La UE no quiere perder peso económico frente a Estados Unidos, China o India. El informe Letta, que el exprimer ministro italiano Enrico Letta, ha preparado por encargo del presidente del Consejo Europeo, Charles Michel, apuesta por una mayor protección del mercado y la producción europea para evitar desigualdades frente a los gigantes y competidores económicos.
Los 27 han acogido este informe con satisfacción, pero han advertido que no puede quedarse en palabras y buenas intenciones. Además, el club europeo ha apostado por reducir la burocracia y completar el Mercado de Capitales.
El propio Letta ha presentado esta semana este documento, en el que identifica a la energía, las telecomunicaciones y los mercados financieros como los tres sectores estratégicos para los próximos años en Europa.
El documento, además, centra su análisis en el mercado único y tiene la vista puesta en construir una estrategia con la que impulsar la competitividad de la UE.
La desindustrialización en el continente ha aumentado durante los últimos años, esto supone un riesgo y una amenaza, pero no es un proceso irreversible.
Por ello, Letta apuesta por impulsar una "estrategia industrial competitiva", en la que incluye fórmulas como un código europeo de legislación empresarial, un sistema de contribución de ayudas de los Estados miembro o la simplificación del marco regulatorio.
Además, ante la fuerte competencia mundial, los 27 deben incrementar sus esfuerzos para desarrollar esa estrategia industrial competitiva capaz de contrarrestar los instrumentos adoptados recientemente por otras potencias mundiales, como la Ley de Reducción de la Inflación estadounidense.
Una política industrial que también elimine dependencias de terceros países como fue la del gas natural de Rusia, la de la fotovoltaica de China o, el próximo paso, reducir dependencias del 78% de suministro de sector de defensa de Estados Unidos.
Tras este informe, los países miembros deben entender que la apuesta debe ser tener un mercado único fuerte y esos puntos tienen que basarse en una política industrial fuerte, con una verdadera Unión de la Energía; así como inversiones masivas comunes, centradas en la transición digital y ecológica.
Además, van a trabajar en una mejor regulación y una reducción de la burocracia. "Nuestra base económica y de seguridad ha dependido demasiado de fuentes externas, lo que afecta nuestra competitividad", explican, llamando a un New Deal para ese nuevo mundo.
Por su parte, Charles Michel y Ursula von der Leyen explicaron que hay "optimismo" sobre la competitividad de la UE, pero al mismo tiempo esperan "ambición" en los Estados miembros para llevar adelante las medidas. "El Mercado Único es nuestro activo más valioso.

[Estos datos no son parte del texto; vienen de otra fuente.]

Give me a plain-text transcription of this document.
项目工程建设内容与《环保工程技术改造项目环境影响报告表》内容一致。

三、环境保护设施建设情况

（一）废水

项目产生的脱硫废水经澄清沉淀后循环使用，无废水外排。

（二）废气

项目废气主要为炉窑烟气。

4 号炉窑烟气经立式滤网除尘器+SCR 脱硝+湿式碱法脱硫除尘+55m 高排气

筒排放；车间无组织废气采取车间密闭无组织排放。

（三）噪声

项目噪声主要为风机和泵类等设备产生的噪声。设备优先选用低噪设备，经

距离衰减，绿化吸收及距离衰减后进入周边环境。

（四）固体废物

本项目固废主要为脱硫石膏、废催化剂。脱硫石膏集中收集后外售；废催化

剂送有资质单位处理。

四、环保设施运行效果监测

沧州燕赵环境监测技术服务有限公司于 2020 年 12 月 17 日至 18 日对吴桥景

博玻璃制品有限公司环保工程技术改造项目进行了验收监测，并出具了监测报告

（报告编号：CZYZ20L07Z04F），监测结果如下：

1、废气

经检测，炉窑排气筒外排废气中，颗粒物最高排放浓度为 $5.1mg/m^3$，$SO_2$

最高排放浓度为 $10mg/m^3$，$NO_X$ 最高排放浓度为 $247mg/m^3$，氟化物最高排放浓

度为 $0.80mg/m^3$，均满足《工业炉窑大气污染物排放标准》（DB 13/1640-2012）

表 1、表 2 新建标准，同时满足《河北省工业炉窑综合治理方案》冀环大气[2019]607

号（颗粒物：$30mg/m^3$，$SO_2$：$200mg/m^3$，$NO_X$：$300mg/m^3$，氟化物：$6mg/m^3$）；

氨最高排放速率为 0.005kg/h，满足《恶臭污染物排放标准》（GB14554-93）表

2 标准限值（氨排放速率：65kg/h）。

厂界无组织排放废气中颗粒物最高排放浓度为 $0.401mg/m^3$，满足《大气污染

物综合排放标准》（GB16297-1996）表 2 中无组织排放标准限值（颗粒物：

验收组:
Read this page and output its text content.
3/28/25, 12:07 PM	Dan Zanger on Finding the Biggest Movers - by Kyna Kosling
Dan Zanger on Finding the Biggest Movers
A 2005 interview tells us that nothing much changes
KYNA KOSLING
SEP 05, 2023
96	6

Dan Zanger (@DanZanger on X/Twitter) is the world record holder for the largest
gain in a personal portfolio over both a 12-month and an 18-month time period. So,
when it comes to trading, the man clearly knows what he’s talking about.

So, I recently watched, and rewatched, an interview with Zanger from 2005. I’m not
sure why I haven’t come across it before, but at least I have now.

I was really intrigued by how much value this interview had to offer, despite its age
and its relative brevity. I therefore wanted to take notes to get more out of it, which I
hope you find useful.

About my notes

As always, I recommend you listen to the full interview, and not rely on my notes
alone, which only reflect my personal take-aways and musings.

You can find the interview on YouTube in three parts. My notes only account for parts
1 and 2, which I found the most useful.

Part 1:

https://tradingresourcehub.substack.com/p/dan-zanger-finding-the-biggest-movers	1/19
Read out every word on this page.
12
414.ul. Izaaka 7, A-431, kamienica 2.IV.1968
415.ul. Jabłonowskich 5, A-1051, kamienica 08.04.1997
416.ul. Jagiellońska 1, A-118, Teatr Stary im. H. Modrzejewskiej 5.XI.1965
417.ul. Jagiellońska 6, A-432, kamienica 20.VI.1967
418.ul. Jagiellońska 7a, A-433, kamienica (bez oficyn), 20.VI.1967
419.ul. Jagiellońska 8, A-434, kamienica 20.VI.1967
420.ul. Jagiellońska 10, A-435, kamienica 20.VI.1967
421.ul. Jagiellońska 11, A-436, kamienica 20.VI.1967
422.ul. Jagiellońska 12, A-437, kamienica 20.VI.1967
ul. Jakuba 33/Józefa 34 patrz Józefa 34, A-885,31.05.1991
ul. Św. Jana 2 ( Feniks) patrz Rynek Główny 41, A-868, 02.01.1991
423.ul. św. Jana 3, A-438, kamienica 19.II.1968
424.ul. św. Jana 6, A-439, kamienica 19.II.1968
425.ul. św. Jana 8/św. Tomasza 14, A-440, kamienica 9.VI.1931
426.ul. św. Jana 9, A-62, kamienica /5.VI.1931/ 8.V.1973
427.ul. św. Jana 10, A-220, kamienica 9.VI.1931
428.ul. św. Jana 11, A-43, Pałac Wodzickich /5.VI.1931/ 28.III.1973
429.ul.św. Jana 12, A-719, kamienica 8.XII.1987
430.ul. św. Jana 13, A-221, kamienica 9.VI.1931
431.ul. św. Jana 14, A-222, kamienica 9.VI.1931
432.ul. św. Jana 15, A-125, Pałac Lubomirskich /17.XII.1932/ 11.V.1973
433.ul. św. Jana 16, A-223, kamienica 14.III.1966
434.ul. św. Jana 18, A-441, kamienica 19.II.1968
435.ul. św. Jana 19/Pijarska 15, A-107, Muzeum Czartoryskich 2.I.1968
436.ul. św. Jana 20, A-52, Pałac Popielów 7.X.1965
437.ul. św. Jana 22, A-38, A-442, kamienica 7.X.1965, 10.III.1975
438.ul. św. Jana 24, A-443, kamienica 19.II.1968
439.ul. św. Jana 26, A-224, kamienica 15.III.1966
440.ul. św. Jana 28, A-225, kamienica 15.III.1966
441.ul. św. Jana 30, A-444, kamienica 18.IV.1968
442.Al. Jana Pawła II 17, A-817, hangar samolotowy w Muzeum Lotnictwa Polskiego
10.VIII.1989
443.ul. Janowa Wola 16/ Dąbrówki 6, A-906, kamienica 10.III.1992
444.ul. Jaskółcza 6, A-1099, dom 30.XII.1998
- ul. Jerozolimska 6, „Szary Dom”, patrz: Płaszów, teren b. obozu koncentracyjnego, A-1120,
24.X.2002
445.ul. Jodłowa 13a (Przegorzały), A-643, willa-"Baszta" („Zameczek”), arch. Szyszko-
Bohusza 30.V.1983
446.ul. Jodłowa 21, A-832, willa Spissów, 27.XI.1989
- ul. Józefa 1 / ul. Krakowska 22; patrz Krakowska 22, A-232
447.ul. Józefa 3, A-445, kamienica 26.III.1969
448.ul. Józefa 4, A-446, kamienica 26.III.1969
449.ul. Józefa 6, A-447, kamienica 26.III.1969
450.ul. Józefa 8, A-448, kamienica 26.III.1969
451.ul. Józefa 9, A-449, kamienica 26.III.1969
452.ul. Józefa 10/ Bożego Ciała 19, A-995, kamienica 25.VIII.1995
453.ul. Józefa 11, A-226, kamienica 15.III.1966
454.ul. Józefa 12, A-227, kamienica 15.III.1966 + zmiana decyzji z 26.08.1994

No es un proyecto técnico, es político. Necesitamos un nuevo acuerdo para Europa en materia de competitividad", resumió el presidente del Consejo Europeo tras la reunión.
"La UE tiene 33 billones en ahorros privados. Debemos encontrar formas de canalizarlo hacia nuestras empresas. Las empresas emergentes de la UE reciben menos de la mitad de la financiación que las estadounidenses. Esto debe cambiar", continuó el dirigente belga, hablando precisamente de completar la Unión de Mercados de Capitales. "La Unión de los Mercados de Capitales es nuestra IRA europea", concluyó en confrontación con la ley industrial aprobada hace meses en Estados Unidos.
Ardua tarea tiene Bruselas en los próximos años y, a partir de junio, además, con nuevos dirigentes en el Parlamento Europeo, que tendrán que recoger el guante de lo que han expuesto los países miembros a raíz de este informe "Letta", para lograr, en definitiva un mercado único desburocratizado, fuerte y que haga frente a la competencia, sobre todo, de EEUU y China.